AI has become essential for understanding the non-coding regions of the genome — the so-called "dark matter" of DNA that makes up 98% of the human genome but was long dismissed as "junk DNA." Deep learning models have revealed that these regions are filled with regulatory elements that control when, where, and how much genes are expressed — information that is critical for understanding both normal development and disease.

In neuroscience, AI models are helping researchers understand the brain's structure and function. The BRAIN Initiative and similar projects generate datasets of unprecedented complexity — connectomes (maps of neural connections), electrophysiological recordings, and behavioral data. AI systems can identify patterns in this data that reveal how neural circuits process information, how memories are formed and recalled, and how neurological diseases disrupt normal brain function.

AI has also revolutionized microscopy and biological imaging. AI-powered microscopes can capture images at super-resolution, reconstruct three-dimensional structures from two-dimensional slices, and automatically identify cellular structures and organisms. A pathologist using an AI-powered microscope can have suspicious cells identified and highlighted in real-time as they examine a tissue sample — dramatically improving diagnostic accuracy.

The Future: AI-Driven Scientific Discovery

The integration of AI into scientific research is still in its early stages. The most profound impacts may lie ahead, as AI systems become capable of not just analyzing data but generating and testing hypotheses autonomously — what some researchers call "AI scientists."

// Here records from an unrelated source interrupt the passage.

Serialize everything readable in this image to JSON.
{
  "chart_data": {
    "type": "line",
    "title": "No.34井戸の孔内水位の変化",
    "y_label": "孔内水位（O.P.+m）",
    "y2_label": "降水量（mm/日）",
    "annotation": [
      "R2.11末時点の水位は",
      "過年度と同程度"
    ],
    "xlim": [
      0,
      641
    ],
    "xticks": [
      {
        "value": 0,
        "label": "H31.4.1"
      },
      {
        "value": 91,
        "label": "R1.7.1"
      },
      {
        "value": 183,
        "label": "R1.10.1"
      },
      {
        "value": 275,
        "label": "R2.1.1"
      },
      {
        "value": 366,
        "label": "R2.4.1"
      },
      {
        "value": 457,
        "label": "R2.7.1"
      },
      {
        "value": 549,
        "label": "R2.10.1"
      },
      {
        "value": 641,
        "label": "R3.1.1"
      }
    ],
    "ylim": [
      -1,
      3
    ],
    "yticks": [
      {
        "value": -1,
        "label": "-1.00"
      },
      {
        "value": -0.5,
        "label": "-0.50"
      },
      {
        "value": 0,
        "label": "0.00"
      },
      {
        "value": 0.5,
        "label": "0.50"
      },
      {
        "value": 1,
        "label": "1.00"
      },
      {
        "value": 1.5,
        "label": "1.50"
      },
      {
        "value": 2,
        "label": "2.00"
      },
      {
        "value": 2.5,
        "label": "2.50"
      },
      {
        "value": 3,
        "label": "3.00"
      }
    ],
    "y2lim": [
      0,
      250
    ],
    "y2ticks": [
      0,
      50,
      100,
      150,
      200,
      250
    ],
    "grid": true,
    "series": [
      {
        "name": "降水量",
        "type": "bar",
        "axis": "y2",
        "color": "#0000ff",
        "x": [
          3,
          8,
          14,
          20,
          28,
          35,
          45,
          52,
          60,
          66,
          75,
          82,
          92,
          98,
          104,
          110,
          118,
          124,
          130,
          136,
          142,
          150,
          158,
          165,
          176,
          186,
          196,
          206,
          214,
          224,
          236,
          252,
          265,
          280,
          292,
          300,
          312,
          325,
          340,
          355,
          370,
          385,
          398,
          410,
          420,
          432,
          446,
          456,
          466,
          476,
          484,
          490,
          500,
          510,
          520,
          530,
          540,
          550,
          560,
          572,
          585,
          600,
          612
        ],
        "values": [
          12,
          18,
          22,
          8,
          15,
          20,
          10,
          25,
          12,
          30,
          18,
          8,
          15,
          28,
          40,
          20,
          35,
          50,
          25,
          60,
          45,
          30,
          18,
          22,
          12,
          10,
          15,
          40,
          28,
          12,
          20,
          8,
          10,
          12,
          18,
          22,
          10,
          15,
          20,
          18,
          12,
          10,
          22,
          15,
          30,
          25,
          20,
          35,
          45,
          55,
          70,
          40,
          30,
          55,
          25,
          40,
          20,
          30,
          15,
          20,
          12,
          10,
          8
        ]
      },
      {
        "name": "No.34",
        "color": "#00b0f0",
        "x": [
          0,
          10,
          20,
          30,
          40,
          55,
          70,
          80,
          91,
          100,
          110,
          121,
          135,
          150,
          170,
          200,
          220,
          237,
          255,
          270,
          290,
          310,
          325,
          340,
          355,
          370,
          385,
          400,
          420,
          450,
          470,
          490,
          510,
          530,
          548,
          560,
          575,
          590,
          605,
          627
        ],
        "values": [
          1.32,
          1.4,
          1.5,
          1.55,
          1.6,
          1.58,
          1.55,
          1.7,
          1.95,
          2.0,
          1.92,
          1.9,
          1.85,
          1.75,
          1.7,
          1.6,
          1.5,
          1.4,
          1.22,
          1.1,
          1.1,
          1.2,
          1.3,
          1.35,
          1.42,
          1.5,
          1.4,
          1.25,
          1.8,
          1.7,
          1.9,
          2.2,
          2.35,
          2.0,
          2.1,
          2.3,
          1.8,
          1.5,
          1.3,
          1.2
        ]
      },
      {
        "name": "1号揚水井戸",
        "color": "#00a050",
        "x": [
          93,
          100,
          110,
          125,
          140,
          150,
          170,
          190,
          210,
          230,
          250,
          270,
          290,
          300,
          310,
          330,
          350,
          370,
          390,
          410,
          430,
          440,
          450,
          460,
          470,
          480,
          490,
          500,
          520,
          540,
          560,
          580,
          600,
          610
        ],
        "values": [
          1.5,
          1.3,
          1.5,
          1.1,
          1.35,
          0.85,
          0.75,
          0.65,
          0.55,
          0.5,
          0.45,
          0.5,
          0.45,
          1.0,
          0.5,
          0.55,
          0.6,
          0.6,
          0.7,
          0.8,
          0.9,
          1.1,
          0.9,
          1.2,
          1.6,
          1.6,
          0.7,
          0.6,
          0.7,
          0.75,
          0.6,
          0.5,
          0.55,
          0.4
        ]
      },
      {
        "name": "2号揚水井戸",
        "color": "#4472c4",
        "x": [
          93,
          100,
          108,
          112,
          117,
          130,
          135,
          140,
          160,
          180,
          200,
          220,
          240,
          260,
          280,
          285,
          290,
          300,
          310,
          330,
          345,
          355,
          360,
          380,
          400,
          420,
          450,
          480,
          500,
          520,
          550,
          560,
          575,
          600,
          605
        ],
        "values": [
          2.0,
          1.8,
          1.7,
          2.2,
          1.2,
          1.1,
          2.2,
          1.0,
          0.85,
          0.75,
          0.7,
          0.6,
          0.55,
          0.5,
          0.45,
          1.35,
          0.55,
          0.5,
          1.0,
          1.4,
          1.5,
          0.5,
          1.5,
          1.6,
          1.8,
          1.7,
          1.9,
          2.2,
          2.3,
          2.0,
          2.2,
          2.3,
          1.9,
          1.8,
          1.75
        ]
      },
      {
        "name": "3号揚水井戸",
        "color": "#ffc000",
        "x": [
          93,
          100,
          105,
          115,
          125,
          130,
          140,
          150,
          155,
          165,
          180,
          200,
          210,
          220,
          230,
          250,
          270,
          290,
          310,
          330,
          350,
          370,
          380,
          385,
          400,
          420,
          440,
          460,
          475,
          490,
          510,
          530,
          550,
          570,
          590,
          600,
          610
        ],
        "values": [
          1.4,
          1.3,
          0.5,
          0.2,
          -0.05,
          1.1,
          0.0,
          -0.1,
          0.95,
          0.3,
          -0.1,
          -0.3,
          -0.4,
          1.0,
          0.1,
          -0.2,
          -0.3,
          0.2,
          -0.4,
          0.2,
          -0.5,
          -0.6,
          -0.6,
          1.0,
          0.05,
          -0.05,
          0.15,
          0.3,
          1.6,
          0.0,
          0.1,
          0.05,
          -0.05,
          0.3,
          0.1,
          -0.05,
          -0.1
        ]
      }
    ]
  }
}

Several research groups have demonstrated AI systems that can design experiments, interpret results, and refine hypotheses without human input. These systems are still limited to narrow domains, but they suggest a future in which AI and human scientists work as genuine partners — with AI handling the routine aspects of hypothesis testing and data analysis while humans focus on the creative and strategic aspects of scientific discovery.

The implications are staggering. If AI can compress drug discovery from a decade to a year, and materials discovery from years to weeks, and biological analysis from months to days — the cumulative acceleration of scientific progress could be the most important technological development of our time.